The SwillMerchants opted to do their interview in a bar. Shots were poured, passed and downed before I could switch on my tape recorder.

This is par for the course for these local rockers, who are legendary for their whiskey-soaked antics on stage and off. Besides working nights to maintain that reputation, the roguish rockers recently took a little time off to record their first full-length album, The Mint Hotel.

The band has offered rock clubs all around the Northeast their raw, energetic sound and lubricated stage show for nearly four years. With their evolving sound came a few lineup changes, and the band is super-stoked to finally release the album that showcases their new direction.

"If you think you know something about us, come to the CD release and see that you don't," bass player John St. Onge said. St. Onge and frontman Rich Tardy are veterans of the band's original line-up, and the pair could not be more enthusiastic about what they've created with their new bandmates. "Listen to the 12 songs, come to the show and I fucking dare you to find better," Tardy said.

You can give a listen May 15 at the band's CD release show at the Iron Horse. "It's gonna be a great show," St. Onge said. "We don't play quietly like the other bands there."

The SwillMerchants say they invited like-minded loud-rockers Yucky Octupus to support, because of their similar energy and presence on stage. "Yucky is opening for us because they're the only band on our level for the live show," Tardy said.

Experienced audience members know that a real Swills set features violent energy, abused equipment and the occasional stage dive. "We're on the stage to kill it," St. Onge said. "It's not hard—it's about responding to the crowd, how much liquor is in the room and how much liquor is in the people. It's just feeling the energy."

Tardy has no doubts about the band's stage show: "We don't need to talk about the live show; the live show is fucking great."

"The problem we had before was that our live energy wasn't captured on the recording. Now it is. The goal was to get the same sound as we have live, with all the same energy," St. Onge said.

This time around, the band recorded with longtime friend and local producer/engineer Eric Arena. "Eric has seen and listened to us from the beginning, so he knew the sound and the live energy, and how to capture it," said keyboardist Matt Silberstein.

Work on the record has spanned almost two years, and it features the work of three drummers and three guitarists. The band finished recording in February with the latest additions to the Swill family: drummer Peter Riley and guitarist Bobby D.

The recording captures some of the band's party vibe—Tardy's hangover is audible on "Tigerbeat." "The day I had to lay down vocals, I had the flu—or I'd just been drinking for five days straight—and you can hear me coughing and spitting in the background," Tardy said. But he continued reassuringly: "We're professionals in the studio. We'll drink you under the table, and then record you under the table and outplay you live."

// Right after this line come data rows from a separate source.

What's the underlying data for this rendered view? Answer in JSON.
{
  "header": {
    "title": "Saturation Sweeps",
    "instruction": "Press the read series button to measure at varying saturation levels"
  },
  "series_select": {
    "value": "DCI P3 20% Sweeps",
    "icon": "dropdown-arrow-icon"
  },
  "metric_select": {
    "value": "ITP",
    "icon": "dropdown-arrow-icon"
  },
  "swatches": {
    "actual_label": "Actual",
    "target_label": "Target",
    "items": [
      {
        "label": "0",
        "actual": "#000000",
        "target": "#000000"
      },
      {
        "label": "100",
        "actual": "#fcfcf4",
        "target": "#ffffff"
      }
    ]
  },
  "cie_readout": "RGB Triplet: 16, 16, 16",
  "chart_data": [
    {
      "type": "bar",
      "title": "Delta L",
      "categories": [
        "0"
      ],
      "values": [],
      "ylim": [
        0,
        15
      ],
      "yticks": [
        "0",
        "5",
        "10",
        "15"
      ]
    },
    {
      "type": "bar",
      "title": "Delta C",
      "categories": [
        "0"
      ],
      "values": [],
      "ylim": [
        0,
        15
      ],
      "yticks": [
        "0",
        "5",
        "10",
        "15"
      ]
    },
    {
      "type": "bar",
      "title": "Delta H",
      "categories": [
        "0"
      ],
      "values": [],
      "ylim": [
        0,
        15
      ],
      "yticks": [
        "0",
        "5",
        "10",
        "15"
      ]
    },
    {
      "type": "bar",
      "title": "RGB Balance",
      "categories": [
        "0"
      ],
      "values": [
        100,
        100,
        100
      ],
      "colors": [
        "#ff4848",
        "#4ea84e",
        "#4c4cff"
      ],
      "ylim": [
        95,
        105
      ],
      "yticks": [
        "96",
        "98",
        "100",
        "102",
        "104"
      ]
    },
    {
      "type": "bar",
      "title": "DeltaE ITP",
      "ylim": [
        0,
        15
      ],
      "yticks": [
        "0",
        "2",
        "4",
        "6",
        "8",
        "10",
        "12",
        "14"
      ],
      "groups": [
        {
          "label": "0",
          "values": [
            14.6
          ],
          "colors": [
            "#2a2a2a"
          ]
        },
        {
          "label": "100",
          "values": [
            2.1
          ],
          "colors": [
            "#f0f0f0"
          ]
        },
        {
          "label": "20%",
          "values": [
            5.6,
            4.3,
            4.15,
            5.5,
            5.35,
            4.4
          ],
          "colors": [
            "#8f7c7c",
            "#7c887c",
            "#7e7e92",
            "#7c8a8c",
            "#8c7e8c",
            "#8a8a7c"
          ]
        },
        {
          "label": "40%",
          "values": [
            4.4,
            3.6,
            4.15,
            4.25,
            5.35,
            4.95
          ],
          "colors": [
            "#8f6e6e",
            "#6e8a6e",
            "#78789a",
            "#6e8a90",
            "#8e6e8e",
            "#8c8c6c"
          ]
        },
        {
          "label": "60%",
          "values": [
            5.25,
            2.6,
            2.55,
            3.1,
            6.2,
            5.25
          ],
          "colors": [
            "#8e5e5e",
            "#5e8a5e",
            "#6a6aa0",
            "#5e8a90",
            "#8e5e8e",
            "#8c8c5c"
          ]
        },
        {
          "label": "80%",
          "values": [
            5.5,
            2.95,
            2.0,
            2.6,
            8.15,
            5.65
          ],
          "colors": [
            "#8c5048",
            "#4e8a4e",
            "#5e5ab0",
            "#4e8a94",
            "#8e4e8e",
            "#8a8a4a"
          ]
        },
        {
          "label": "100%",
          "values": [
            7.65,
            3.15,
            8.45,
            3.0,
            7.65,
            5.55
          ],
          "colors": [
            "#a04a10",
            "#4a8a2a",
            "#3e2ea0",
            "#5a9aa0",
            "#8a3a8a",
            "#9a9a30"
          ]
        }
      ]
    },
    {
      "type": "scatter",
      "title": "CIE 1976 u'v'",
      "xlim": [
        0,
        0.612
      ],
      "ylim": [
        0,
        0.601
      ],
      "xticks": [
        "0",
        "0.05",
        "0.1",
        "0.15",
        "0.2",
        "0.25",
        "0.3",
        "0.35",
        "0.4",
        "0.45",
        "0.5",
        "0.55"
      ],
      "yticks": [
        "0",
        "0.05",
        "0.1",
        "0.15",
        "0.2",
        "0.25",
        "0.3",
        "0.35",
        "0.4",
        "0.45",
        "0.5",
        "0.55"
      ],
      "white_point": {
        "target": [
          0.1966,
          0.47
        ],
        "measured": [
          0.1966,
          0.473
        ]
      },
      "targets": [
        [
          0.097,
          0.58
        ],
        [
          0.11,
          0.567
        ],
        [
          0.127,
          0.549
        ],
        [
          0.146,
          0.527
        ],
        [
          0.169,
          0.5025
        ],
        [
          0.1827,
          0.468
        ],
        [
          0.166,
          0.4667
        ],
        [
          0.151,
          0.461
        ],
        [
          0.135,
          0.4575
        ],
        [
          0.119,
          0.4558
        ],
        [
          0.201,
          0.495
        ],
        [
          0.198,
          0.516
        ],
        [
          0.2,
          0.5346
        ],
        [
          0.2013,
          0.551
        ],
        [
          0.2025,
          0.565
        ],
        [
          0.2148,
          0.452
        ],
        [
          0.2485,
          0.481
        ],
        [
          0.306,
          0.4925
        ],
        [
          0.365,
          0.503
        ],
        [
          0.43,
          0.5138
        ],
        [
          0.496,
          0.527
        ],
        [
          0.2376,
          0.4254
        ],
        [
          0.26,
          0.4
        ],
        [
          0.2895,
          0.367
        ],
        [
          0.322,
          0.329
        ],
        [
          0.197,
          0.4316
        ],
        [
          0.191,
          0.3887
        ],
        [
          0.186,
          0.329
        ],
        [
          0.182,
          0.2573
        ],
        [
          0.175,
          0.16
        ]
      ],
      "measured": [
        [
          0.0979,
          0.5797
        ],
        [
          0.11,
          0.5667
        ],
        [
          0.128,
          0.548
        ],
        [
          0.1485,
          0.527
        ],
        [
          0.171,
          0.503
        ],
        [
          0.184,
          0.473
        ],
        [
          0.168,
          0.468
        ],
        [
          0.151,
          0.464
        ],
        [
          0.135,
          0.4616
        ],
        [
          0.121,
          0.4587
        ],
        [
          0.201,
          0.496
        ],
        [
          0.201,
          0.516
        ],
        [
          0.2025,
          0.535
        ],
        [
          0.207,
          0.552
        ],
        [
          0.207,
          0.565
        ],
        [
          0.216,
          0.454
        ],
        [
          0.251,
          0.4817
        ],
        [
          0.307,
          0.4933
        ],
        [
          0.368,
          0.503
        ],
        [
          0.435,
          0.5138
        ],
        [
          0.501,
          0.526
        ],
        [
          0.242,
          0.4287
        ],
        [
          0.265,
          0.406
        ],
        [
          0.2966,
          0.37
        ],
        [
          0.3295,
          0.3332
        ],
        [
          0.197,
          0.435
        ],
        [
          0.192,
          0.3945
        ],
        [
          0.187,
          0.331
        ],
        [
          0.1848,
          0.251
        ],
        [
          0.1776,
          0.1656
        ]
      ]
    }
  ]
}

That approach has paid off—The Mint Hotel is as fresh as the name suggests. Swill-sound has always been an angsty, bass-driven rock with infectious energy, but the new album offers loads of new stuff, and does everything in big style. Heaps of MGMT-esque keyboards and thick guitars give many tracks a intriguing vibe, and, Silberstein said, their synth-heavy songwriting was influenced by '80s pop like Aha, The Cars and Crowded House. Each track is dynamically different; "More about the City Later" has a hip-hop feel, "The Passenger Who Never Falls Asleep" is a keyboard-driven oldies charmer, and "Before the Fever" even rocks a little fiddle.

"People are going to be surprised," Tardy said. "Listen to the album or come to a show and you're gonna be like, 'Holy fuck, I didn't fucking expect this.'"

Pressed and packaged album in hand, the SwillMerchants are finalizing plans for a busy summer with gigs up and down the East Coast. Their creative juices still untapped, the band will head back into the studio in August to record new material. Tardy sees the CD release as a jumping-off point: "For so many local bands, their CD release is their swan song—the peak moment of their career," Tardy said. "For us it's the beginning of what we're going to do, not the culmination. We're looking forward."